Main dans la main pour sauver encore des vies

Goma, le 30 Décembre 2018 (caritasgoma.org) – Plus de deux décennies durant, la République démocratique du Congo (RDC) est en proie à l’insécurité généralisée. Point n’est besoin de rappeler ici les tableaux peints de sang des fils et filles qui ont perdu leurs vies. La situation est toujours alarmante dans sa partie Est, où hommes et femmes continuent à subir les affres de la guerre. Ces femmes, hommes, enfants et vieux sont privés de leur dignité à cause de l’intolérance ou encore du refus des hommes de vouloir bâtir une société où prévalent l’amour, la liberté, la solidarité et le mieux-être.

Depuis 1993, les conflits interethniques et les guerres jettent de milliers de gens sur la route et les obligent à s’entasser dans des camps de fortune où ils passent la nuit à la belle étoile. Cependant, le drame humanitaire que connait l’Est du pays n’a pas laissé indifférent, les organisations humanitaires qui n’hésitent pas à intervenir pour soulager tant soit peu la souffrance de populations en errance.

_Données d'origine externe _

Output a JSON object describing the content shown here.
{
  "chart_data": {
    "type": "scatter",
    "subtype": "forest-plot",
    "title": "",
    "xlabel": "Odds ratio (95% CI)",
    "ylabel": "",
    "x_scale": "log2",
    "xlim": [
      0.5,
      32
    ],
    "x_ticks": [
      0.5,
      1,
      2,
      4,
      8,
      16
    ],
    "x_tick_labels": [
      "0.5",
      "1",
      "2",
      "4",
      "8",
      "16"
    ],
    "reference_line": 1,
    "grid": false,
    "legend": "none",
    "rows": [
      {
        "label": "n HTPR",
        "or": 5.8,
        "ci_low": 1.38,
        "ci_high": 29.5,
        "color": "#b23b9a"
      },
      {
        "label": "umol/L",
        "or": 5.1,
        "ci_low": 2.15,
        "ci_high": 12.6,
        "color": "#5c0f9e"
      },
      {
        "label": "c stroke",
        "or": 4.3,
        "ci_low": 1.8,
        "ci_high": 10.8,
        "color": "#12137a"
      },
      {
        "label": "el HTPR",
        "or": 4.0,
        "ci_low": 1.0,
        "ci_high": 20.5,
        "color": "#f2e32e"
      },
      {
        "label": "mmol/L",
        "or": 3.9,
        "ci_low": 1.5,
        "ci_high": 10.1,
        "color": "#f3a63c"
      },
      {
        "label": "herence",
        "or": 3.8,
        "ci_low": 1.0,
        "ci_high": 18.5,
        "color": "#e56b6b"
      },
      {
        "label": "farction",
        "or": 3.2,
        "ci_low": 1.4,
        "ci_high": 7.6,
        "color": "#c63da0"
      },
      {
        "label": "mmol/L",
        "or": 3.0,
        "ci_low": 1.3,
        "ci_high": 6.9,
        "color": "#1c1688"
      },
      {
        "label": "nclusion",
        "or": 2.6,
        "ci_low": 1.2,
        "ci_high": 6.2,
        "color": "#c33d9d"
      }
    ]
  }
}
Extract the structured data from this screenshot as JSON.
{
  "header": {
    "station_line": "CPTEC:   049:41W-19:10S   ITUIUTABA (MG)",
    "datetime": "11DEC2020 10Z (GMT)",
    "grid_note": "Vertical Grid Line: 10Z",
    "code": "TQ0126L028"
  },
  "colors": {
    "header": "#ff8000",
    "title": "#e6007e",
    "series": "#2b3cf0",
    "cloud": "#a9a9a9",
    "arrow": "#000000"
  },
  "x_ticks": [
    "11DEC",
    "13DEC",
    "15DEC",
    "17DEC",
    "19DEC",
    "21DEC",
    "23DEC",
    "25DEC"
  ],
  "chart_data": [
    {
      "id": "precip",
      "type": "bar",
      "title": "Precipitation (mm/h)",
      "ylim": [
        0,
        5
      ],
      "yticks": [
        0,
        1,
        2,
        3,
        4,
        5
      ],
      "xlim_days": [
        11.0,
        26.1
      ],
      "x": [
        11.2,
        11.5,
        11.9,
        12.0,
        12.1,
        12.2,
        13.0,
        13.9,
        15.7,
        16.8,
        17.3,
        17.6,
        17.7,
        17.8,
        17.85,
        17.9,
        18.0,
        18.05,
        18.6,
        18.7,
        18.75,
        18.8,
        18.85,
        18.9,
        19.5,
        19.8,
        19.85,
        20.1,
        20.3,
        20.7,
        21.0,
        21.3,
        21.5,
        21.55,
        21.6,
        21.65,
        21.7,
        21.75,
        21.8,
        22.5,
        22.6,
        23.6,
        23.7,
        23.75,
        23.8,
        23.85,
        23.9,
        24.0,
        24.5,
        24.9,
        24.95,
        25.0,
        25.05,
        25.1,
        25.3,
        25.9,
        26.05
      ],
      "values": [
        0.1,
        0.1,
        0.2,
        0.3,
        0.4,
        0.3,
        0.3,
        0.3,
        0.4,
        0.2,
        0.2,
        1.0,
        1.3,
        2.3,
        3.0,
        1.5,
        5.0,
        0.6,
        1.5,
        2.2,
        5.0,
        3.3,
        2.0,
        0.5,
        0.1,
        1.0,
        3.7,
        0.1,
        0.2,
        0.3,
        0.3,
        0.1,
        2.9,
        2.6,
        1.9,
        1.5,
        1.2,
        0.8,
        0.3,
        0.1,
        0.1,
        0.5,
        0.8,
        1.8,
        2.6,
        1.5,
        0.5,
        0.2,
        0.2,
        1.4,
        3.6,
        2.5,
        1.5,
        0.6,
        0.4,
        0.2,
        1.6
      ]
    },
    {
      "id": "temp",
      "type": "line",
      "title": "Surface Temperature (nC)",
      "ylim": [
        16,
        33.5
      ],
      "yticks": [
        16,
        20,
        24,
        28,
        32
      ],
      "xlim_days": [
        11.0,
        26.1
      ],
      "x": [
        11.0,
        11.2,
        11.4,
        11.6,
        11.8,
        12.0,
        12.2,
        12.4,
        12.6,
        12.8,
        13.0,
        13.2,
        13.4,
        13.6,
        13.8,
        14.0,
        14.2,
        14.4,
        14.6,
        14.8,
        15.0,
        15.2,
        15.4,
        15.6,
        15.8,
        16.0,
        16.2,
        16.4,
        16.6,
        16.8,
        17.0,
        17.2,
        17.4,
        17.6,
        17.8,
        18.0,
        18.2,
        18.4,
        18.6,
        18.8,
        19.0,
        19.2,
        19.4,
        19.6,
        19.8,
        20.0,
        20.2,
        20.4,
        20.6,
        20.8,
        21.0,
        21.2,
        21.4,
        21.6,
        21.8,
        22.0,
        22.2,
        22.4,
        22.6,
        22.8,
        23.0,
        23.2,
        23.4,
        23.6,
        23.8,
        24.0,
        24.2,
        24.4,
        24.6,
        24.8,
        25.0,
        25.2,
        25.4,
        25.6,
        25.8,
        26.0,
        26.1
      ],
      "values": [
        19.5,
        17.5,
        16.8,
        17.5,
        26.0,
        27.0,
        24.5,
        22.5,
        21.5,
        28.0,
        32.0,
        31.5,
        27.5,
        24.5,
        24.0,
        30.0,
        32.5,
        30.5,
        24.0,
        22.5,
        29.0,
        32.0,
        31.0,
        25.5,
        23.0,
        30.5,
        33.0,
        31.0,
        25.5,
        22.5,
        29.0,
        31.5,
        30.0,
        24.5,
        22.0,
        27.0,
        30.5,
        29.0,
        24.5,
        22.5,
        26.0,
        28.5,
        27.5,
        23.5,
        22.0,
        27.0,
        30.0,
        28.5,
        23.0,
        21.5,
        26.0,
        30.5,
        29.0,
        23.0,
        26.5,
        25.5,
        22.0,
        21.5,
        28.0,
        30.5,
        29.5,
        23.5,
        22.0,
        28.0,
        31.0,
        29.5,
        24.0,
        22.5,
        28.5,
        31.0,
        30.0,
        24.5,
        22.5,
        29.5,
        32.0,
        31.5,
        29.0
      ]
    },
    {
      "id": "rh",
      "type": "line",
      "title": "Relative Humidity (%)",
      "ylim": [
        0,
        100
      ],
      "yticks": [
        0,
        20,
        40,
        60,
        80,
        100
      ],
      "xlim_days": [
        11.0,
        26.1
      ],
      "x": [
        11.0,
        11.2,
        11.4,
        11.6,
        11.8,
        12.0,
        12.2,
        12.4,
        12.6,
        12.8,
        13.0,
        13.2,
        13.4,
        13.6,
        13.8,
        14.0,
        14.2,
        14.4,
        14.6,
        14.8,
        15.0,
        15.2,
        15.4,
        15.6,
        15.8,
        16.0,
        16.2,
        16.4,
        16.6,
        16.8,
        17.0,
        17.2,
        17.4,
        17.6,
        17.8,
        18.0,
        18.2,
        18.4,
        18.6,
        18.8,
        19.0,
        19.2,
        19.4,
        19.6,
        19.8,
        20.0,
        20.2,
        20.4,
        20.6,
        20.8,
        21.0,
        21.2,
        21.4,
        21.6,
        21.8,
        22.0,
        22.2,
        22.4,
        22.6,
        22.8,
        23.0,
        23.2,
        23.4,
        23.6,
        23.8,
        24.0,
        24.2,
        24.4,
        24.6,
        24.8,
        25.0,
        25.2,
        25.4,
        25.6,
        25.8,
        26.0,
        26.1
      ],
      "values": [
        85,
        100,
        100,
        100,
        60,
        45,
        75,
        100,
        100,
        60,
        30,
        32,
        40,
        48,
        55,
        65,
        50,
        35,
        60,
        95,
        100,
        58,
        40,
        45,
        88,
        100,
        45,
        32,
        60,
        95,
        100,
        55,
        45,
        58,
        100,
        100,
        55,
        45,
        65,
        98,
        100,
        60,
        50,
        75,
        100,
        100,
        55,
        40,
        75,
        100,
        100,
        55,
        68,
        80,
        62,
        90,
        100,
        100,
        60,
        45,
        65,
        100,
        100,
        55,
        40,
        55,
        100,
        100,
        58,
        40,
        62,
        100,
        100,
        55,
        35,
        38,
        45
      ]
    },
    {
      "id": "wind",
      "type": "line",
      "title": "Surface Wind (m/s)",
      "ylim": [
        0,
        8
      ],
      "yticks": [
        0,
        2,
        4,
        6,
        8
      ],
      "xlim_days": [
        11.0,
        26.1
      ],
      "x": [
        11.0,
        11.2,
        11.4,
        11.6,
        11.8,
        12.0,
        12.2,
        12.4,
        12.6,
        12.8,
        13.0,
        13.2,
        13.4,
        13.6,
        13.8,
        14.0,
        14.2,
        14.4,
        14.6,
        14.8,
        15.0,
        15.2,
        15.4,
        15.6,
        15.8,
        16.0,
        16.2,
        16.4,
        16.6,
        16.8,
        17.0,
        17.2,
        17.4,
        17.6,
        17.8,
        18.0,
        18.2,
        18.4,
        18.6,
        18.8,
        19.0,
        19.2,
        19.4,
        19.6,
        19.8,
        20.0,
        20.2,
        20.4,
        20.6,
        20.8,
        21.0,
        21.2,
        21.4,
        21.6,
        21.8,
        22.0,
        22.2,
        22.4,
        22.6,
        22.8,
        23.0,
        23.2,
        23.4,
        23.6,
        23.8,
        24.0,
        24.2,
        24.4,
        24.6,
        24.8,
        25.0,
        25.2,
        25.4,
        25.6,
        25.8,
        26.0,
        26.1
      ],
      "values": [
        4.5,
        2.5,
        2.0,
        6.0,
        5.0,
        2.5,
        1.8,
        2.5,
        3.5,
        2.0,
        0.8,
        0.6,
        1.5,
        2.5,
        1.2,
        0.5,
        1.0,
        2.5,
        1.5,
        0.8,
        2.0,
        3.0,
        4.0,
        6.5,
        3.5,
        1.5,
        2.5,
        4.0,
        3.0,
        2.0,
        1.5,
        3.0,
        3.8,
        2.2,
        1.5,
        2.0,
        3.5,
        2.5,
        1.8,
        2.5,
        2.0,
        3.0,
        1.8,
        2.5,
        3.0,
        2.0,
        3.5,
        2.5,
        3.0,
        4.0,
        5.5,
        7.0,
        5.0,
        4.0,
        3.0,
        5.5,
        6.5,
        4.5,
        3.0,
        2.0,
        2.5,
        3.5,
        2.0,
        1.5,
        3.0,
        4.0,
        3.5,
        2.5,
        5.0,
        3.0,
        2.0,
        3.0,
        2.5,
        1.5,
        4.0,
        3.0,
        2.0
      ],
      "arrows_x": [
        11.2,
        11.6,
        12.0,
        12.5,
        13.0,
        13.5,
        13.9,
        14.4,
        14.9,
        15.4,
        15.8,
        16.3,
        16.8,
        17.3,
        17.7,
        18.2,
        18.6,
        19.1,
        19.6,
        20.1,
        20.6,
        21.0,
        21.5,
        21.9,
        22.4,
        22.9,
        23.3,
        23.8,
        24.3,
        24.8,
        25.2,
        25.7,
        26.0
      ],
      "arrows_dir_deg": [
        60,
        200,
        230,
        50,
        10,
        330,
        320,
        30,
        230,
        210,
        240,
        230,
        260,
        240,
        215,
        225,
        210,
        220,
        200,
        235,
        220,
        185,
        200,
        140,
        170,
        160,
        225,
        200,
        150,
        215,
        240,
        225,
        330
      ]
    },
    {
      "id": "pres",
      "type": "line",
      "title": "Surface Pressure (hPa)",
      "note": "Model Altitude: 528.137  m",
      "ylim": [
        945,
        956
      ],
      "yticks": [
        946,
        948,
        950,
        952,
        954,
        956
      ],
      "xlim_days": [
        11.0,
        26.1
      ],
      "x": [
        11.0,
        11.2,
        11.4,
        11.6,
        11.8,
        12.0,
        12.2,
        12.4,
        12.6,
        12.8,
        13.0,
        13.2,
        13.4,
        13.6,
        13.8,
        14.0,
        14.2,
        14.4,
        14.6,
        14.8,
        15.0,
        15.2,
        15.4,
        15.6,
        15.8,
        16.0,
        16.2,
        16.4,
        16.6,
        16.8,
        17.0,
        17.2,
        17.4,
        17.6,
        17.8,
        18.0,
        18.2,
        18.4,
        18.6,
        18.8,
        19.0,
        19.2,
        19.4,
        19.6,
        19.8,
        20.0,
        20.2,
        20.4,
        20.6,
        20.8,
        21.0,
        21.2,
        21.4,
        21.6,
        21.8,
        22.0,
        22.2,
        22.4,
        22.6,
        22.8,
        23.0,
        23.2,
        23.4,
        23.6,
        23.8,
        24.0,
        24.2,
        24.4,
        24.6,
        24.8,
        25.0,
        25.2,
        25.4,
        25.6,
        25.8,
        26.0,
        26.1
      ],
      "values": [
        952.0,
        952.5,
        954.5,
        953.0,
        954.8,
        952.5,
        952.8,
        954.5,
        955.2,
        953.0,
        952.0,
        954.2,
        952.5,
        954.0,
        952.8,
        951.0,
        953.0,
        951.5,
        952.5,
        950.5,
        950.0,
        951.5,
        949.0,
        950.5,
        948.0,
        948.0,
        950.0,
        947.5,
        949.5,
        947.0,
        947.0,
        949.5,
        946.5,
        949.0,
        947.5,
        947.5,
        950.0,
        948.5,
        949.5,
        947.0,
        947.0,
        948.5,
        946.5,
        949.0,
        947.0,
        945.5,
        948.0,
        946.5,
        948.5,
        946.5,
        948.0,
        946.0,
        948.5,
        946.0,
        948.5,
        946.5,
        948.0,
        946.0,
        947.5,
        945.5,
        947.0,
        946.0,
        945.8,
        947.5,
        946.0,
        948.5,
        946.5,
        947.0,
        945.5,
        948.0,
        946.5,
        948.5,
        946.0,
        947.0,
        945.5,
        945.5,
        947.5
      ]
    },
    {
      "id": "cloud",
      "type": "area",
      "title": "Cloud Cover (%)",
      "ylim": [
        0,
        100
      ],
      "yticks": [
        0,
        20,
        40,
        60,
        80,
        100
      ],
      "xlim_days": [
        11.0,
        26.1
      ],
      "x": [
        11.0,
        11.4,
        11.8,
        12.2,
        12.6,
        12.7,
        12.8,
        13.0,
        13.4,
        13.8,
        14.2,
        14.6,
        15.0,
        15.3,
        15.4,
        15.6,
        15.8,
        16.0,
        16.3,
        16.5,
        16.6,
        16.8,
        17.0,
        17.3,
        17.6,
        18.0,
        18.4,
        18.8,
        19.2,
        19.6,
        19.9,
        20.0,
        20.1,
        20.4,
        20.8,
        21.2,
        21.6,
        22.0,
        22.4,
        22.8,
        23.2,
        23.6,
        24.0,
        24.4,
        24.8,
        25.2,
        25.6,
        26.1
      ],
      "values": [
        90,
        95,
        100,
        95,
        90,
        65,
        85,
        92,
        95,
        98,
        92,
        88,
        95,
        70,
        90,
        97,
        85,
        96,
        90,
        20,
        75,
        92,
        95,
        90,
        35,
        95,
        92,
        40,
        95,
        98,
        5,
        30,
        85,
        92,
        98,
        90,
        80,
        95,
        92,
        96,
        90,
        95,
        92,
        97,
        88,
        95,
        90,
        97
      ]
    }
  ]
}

Néanmoins, force est de constater que l’attention portée jadis sur cette partie du pays commence à faiblir. Les aides venant de l’extérieur deviennent de plus en plus rares. Est-ce un signe de lassitude de la part de certaines organisations humanitaires ? Ou tout simplement un signe de relâchement des donateurs, qui en ont assez de cette Afrique meurtrie par les guerres ?

Au moment où l’Est de la RDC ne fait plus la une des informations de chaines internationales, ceux qui, autrefois, soutenaient à la hauteur de leurs moyens les populations en souffrance voient diminuer sensiblement leur enveloppe. Il faut noter que la crise financière mondiale n’a pas épargné nos partenaires.

Nonobstant, l’Est de la RDC éprouve plus que jamais le besoin d’une intervention humanitaire. La solidarité internationale est encore nécessaire car les populations déplacées sont encore dans le désarroi total et leur nombre ne fait qu’augmenter.

Sur l’ensemble du territoire congolais (2,3 millions de km2, 70 millions d’habitants, neuf pays frontaliers), le Haut-Commissariat pour les réfugiés a enregistré une croissance du nombre des déplacés internes de “deux millions début 2017 à près de quatre millions six mois après.

La République démocratique du Congo (RDC) est d’ailleurs le pays au monde qui compte le plus grand nombre de déplacés internes, avait déjà révélé en mai 2017 le Conseil Norvégien pour les réfugiés (CNR), qui avançait alors le chiffre de 3,7 millions. Les régions le plus concernées sont: le Nord et le Sud Kivu, le Tanganyika et le Kassaï.

Entassés dans des camps de fortune, l’on comprend sans doute que le souci majeur de ces déplacés consiste à trouver de quoi se mettre sous la dent. Mais en réalité, le plus grand souhait demeure le retour dans leurs contrées où ils retrouveront leurs maisons, leurs champs, leurs familles. Une paix qui, malheureusement semble loin d’être acquise.

Ce tableau, rappelle aux hommes de bonne volonté qu’il y a encore des vies humaines à sauver à l’Est de la RD Congo. Là où la dignité de l’homme est bafouée et menacée dans son essence, la conscience collective invite l’humanité entière à se lever pour sauver nos semblables qui vivent une amère privation et éprouvent le sentiment d’abandon mais aussi de celui du désespoir. Ne dit-on pas qu’une ipséité en vaut une autre? Que notre solidarité envers nos prochains soit davantage agissante. Vif, notre engagement pour la paix et la sécurité.

Que le Prince de la paix, l’Emmanuel Dieu parmi nous, fasse renaitre dans les cœurs de chacun l’espérance longtemps brisée par toutes ces crises qui continuent à déshumaniser notre monde.

A vous tous, je souhaite une bonne fête de Nativité de notre Seigneur Jésus Christ et une bonne et heureuse année 2018.